Puss in Chains

Throughout the media’s coverage of the Kremlin’s heinous treatment of Pussy Riot one thing has been shamefully overlooked: their feminism

Counterpoints Russia
Pussy Riot: Dissidents, democrats and feminists

Unoriginally, the Putin regime has responded to the defiance of Pussy Riot with overwhelming brutality. Six months ago, three members of the Russian punk band were arrested for illegally performing in a prominent Moscow cathedral in condemnation of Putin (this, it seems, defines the crime of “hooliganism”); they have now begun a richly undeserved two-year jail sentence. The authoritarian response to the band’s criticisms of the regime reflects the increasing severity with which Putin is cracking down on dissent. Unsurprisingly, then, Pussy Riot has become a cause célèbre of the Western media. However, the media flurry does the band a disservice by failing to recognise the other, equally fundamental component of their identity: their feminism.

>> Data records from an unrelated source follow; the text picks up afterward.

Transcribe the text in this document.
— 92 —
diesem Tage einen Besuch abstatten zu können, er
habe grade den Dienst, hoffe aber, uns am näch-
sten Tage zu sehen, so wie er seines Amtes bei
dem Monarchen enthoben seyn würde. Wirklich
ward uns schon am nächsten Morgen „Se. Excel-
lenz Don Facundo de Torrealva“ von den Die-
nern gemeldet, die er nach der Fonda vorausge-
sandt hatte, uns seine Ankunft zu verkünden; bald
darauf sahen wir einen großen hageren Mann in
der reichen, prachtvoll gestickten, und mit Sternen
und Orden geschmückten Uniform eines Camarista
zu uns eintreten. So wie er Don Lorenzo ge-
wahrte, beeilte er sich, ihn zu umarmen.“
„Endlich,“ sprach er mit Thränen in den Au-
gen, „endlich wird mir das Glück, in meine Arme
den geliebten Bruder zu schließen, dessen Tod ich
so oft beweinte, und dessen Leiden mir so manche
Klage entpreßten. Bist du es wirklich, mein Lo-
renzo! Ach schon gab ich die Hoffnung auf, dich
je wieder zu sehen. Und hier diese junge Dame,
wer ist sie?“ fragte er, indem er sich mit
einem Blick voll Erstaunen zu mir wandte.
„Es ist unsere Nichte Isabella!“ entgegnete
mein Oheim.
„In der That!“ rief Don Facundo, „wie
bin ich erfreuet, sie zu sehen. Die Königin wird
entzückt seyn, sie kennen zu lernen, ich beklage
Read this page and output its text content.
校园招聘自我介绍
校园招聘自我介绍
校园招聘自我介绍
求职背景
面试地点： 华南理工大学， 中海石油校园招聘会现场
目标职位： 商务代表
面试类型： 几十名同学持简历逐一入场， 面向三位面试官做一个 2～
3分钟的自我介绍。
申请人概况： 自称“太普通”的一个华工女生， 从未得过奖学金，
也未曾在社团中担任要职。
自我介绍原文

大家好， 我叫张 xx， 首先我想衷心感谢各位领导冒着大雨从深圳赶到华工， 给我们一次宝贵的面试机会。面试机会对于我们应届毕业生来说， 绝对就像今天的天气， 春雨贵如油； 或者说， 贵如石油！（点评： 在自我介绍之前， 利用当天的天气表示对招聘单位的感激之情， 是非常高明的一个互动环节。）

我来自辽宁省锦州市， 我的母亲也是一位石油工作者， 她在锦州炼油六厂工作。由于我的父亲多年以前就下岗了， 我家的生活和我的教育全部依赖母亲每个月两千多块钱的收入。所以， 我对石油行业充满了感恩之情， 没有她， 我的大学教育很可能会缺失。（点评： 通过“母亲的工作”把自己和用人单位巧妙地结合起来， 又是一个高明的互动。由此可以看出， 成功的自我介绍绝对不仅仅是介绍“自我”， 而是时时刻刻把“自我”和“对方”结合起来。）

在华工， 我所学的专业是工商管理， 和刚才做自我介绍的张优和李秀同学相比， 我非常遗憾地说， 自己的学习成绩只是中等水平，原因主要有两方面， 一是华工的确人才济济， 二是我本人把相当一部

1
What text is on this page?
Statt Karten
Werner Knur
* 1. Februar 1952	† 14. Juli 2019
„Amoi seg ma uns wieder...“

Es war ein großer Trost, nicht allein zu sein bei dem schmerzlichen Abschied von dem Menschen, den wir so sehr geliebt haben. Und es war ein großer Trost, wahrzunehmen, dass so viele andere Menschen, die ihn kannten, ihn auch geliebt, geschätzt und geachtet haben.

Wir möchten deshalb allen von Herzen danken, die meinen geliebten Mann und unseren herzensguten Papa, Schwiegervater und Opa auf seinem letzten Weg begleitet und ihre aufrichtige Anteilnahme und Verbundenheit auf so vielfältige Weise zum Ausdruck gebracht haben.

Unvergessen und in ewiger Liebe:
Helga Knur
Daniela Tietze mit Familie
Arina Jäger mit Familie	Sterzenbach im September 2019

The group aims to eradicate the sexism prevalent in Russian society, which they see as condoning the public expression of misogyny at even the most senior levels. For instance, Deputy Prime Minister Dmitry Rogozin called Madonna a “slut” after she stated her support for the band. It’s no surprise then that Pussy Riot also wish to end “the domination of males in all areas of public discourse” and address “problems of masculine conformity” — conjuring an encouraging vision of a future in which Putin no longer feels the need endlessly to crow about his masculinity.

In a country where domestic abuse remains legal, where three times more women are murdered at home than in any other European country, the sheer fact of Pussy Riot’s existence is an incredible act of bravery. So, too, was their illegal January performance on Moscow’s Red Square celebrating a rogue group of demonstrators (including members of the band) who, protesting against the rigged Duma elections, broke through police cordons and marched almost to the Kremlin itself. The police were stunned, not least because the women in the group “screamed so furiously that the policemen were scared to come up to us at first,” Pussy Riot told the St Petersburg Times.

A parallel can be drawn here to the February Revolution of 1917. Groups of women led a series of rallies in celebration of International Women’s Day. Angry women demanding bread persuaded factory workers to strike and such were their numbers that the city was soon paralysed, with the threat of military retaliation largely neutralised by the presence of women. Within the week, the army had changed sides and the tsar abdicated. By contrast, women played no part in the Bolshevik coup later that year.

Almost a century later, many of the same battles are still being fought — by people like the members of Pussy Riot. This in no way is intended to diminish the group’s importance in highlighting the human injustices of the Putin regime. But if Western governments and media fail to support the feminism championed by Pussy Riot, it is all too likely that 2012, like 1917, will be remembered as a lost opportunity for radical change.